The second challenge relates to the implications of trying empirically to uncover and articulate the experiential knowledge of sick or suffering people. What responsibilities do such efforts bring with them? What is going on when we ask people who are, or have been, sick or disabled to tell us about their experiences? Think back to the example with which I opened this paper. How should we distinguish between her physician listening to Mrs Flowers’ story, and the ethnographer listening there too? The physician’s obligation is to offer a treatment, a respite, a relief of pain or suffering – though this particular physician clearly fails. The purposes of social scientists, in gathering and (re)writing illness-experiences, are likely to be different. Whether or not they take the patient perspective as their starting point, social scientists are often looking for patterns: in patient–doctor communication, or in generational experiences and expectations, or in how parents experience the diagnosis of a child. Sometimes, they – we – try to find these patterns through juxtaposition of stories. Sometimes, we try to find them by means of quantification and statistical tests.
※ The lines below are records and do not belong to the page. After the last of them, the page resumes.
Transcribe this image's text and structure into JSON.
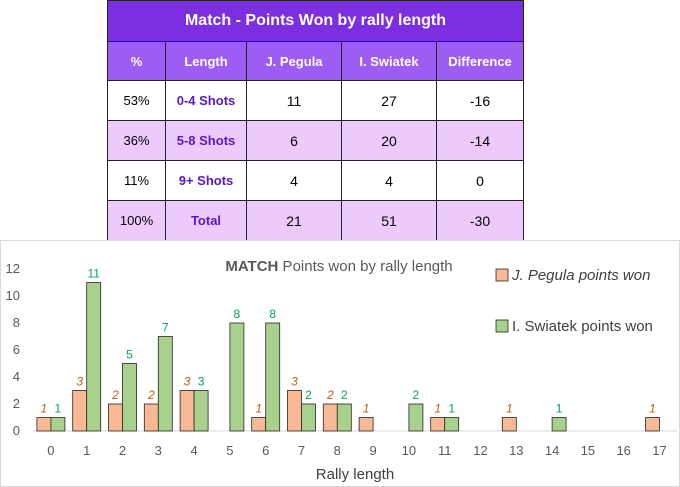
{
  "table": {
    "title": "Match - Points Won by rally length",
    "headers": [
      "%",
      "Length",
      "J. Pegula",
      "I. Swiatek",
      "Difference"
    ],
    "rows": [
      {
        "pct": "53%",
        "length": "0-4 Shots",
        "p1": "11",
        "p2": "27",
        "diff": "-16"
      },
      {
        "pct": "36%",
        "length": "5-8 Shots",
        "p1": "6",
        "p2": "20",
        "diff": "-14"
      },
      {
        "pct": "11%",
        "length": "9+ Shots",
        "p1": "4",
        "p2": "4",
        "diff": "0"
      },
      {
        "pct": "100%",
        "length": "Total",
        "p1": "21",
        "p2": "51",
        "diff": "-30"
      }
    ]
  },
  "chart_data": {
    "type": "bar",
    "title_bold": "MATCH",
    "title_rest": " Points won by rally length",
    "xlabel": "Rally length",
    "ylabel": "",
    "ylim": [
      0,
      12
    ],
    "yticks": [
      0,
      2,
      4,
      6,
      8,
      10,
      12
    ],
    "categories": [
      "0",
      "1",
      "2",
      "3",
      "4",
      "5",
      "6",
      "7",
      "8",
      "9",
      "10",
      "11",
      "12",
      "13",
      "14",
      "15",
      "16",
      "17"
    ],
    "series": [
      {
        "name": "J. Pegula points won",
        "color": "#f8b994",
        "label_color": "#c55a11",
        "values": [
          1,
          3,
          2,
          2,
          3,
          0,
          1,
          3,
          2,
          1,
          0,
          1,
          0,
          1,
          0,
          0,
          0,
          1
        ],
        "labels": [
          "1",
          "3",
          "2",
          "2",
          "3",
          "",
          "1",
          "3",
          "2",
          "1",
          "",
          "1",
          "",
          "1",
          "",
          "",
          "",
          "1"
        ]
      },
      {
        "name": "I. Swiatek points won",
        "color": "#a9d18e",
        "label_color": "#00a650",
        "values": [
          1,
          11,
          5,
          7,
          3,
          8,
          8,
          2,
          2,
          0,
          2,
          1,
          0,
          0,
          1,
          0,
          0,
          0
        ],
        "labels": [
          "1",
          "11",
          "5",
          "7",
          "3",
          "8",
          "8",
          "2",
          "2",
          "",
          "2",
          "1",
          "",
          "",
          "1",
          "",
          "",
          ""
        ]
      }
    ],
    "legend": "right",
    "grid": false
  }
}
If anthropologists, sociologists, biographers, journalists can justifiably claim to offer an articulation of the patient perspective, what is allowed and what is not? Does the ethnographer, collecting stories, have obligations analogous to those of the physician? Consider, I visit a patient and ask her to tell me her life story: to tell me what her experience of her illness has been, over the years. I prompt and question her, my tape recorder whirring … Later I edit her text, cutting out repetitions, giving it a little more structure, fitting it a little to the scholarly or other purpose for which I have recorded it. In this reworking of a patient’s story, directness and authenticity are lost compared to the original telling, but the authority of science is being added. On the other hand, when stories are collected and codified by sociologists, generalizations established, is what is produced still experiential knowledge … or has it become sociological knowledge? Have sociologists appropriated something properly belonging to their research subjects? What if the person whose story I am (re)telling rejects my interpretation of her experience – perhaps feeling angry and betrayed, as Estroff (Citation1995) reports happened to her?
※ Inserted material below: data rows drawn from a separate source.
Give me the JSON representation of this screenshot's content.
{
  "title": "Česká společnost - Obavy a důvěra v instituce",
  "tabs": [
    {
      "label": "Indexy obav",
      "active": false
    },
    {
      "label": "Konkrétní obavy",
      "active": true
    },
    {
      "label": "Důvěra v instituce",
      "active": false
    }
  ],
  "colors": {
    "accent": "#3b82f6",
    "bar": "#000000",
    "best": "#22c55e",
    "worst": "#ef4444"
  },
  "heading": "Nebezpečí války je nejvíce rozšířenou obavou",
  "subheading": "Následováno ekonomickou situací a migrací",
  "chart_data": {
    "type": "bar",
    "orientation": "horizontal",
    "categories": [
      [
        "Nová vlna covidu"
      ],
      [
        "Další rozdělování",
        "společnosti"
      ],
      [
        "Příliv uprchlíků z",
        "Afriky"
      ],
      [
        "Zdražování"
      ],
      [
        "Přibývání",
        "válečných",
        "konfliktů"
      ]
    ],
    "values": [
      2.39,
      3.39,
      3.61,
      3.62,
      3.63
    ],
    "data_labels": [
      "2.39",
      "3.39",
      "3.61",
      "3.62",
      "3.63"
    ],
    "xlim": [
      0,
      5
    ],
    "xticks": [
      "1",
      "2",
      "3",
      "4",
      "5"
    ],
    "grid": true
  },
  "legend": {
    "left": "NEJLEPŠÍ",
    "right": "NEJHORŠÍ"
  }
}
In my own previous work, I have been confronted with the distressing claim that we anthropologists and sociologists are engaged in turning other people’s experiences, other people’s suffering, into the stuff of which our own careers are built. In my teaching, I have found that students often take for granted their own right to interview, and to probe matters that might be a source of pain or of grief for those being interviewed. I have tried to convince my students that they have no such right: that there is an obligation on them to consider what – if anything – they should strive to offer in return.

Notes

3. Web of Science® reports 115 articles with “experiential knowledge” in their titles (as of 12 June 2016). Of these, almost 50% have been published since January 2010. If we search with the same term in “topic” rather than title, we find that slightly more than 50% of the 2300 papers have appeared in the same period. But what does this mean? If we search for “patient perspective” in the titles of articles, then, of the 6400 articles, more than half of these too have appeared since the start of 2010. It is possible that all we are seeing is the growth in volume of publications.